Fonctionnement de la démarche précoce

La « Démarche Précoce d’Insertion socioprofessionnelle » (DPI) démarre pendant l’hospitalisation et se poursuit après la sortie, avec un suivi pouvant aller jusqu’à deux ans sur le devenir professionnel (emploi, formation, études).
Le temps de rééducation est utilisé comme période de reconstruction professionnelle : analyse de la situation de travail, bilans de capacités, mises en situation professionnelles, recherche de compensations humaines ou techniques et contacts avec l’employeur ou les organismes de formation.

Équipes et réseau

Les équipes Comète sont pluridisciplinaires : médecins MPR, ergonomes, ergothérapeutes, psychologues du travail, assistants de service social, neuropsychologues, etc., travaillant en lien avec employeurs, services de santé au travail, MDPH, CARSAT, écoles et universités.
Comète France est une association loi 1901 qui fédère plus de cinquante établissements de soins de suite et de réadaptation sur tout le territoire (métropole et outre‑mer), avec environ 450 professionnels impliqués.

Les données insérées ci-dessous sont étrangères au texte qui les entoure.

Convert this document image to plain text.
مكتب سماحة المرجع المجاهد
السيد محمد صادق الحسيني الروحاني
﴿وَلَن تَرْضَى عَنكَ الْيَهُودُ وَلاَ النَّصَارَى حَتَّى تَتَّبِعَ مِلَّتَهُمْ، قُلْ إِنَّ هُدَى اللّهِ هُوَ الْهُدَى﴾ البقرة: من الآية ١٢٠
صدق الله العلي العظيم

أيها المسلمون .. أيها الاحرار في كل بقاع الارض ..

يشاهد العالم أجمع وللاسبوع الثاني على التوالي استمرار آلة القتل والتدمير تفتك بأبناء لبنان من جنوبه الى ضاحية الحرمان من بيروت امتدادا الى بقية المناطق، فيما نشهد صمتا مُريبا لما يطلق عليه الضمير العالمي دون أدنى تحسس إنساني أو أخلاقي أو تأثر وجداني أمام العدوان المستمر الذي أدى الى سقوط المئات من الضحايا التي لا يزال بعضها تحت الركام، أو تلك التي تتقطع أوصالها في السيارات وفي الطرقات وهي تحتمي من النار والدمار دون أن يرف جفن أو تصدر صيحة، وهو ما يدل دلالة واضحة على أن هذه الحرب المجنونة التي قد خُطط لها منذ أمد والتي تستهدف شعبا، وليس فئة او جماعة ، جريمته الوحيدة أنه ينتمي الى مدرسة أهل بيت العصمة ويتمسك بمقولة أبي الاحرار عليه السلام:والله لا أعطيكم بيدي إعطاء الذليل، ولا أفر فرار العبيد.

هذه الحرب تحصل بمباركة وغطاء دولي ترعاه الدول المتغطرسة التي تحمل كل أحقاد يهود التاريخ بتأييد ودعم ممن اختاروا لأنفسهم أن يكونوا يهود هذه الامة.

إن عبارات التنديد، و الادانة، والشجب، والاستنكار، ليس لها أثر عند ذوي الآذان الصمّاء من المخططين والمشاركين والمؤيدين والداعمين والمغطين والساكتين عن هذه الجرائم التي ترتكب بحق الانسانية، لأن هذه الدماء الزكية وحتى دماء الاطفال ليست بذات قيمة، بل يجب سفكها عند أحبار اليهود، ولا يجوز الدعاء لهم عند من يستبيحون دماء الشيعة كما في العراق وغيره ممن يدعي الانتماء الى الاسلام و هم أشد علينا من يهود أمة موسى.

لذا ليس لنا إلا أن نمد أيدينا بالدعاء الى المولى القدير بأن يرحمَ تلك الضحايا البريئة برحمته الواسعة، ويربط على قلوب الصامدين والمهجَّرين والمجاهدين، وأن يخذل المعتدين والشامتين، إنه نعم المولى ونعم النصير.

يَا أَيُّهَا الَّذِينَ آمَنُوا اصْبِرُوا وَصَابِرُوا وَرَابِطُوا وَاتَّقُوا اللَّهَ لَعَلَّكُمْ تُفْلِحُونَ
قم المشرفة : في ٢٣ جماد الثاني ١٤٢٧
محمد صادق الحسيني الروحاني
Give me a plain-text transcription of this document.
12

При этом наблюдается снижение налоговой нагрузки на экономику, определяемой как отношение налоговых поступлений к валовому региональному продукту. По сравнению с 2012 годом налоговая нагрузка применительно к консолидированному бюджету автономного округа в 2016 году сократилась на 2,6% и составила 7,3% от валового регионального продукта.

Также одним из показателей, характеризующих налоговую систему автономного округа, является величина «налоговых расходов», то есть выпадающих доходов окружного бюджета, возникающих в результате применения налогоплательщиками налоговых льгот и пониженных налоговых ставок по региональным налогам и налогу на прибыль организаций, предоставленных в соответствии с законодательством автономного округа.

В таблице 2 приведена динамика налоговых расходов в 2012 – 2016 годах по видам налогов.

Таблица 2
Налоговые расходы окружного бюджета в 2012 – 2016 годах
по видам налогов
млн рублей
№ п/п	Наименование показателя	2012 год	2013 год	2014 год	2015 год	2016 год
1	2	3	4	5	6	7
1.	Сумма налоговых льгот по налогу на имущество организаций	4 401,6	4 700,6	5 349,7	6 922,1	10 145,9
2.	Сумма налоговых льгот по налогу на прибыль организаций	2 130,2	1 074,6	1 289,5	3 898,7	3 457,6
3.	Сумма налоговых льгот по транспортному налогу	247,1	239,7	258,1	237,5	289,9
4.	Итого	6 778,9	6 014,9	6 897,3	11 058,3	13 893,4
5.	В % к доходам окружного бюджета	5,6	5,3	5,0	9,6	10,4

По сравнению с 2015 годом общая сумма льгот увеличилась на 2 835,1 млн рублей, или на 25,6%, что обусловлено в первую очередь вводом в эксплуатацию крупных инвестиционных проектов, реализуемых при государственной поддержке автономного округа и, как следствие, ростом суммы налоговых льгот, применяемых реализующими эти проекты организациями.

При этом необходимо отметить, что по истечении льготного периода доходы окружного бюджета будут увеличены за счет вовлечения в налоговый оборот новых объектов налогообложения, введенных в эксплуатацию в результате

Étapes clés pour le patient-victime

Le parcours comprend généralement : accueil et analyse de la demande, évaluation sociale et professionnelle, élaboration du projet et étude de faisabilité, puis mise en œuvre du plan d’action (aménagement de poste, formation, réorientation) et suivi à 1 et 2 ans.
Chaque patient dispose d’un référent (ergonome pour un maintien/reclassement, psychologue du travail pour une réorientation) qui coordonne les démarches avec la médecine du travail, l’employeur et les partenaires de l’insertion.

Exemple du Centre HélioMarin de Vallauris

Au Centre Hélio‑Marin de Vallauris (UGECAM), le dispositif Comète fête 20 ans d’existence et suit chaque année environ 160 patients, dont 90 nouveaux, en transformant le temps de rééducation en période de reconstruction professionnelle.
Ce centre illustre le modèle Comète : une unité intégrée au parcours de soins qui aide les personnes victimes d’«accidents de vie» (accidents de la route, AVC, traumatismes, etc.) à redevenir actrices de leur avenir professionnel malgré les séquelles et le handicap.

B.-Réflexions sur la douleur

L’approche et la connaissance de la douleur reste des territoires à découvrir.

Le livre « Mal de fer » de Silvia Ricci Lempen est un récit autobiographique puissant où l’autrice raconte une vie marquée par la douleur chronique, les erreurs médicales et l’errance diagnostique, en refusant l’illusion d’une « littérature réparatrice ».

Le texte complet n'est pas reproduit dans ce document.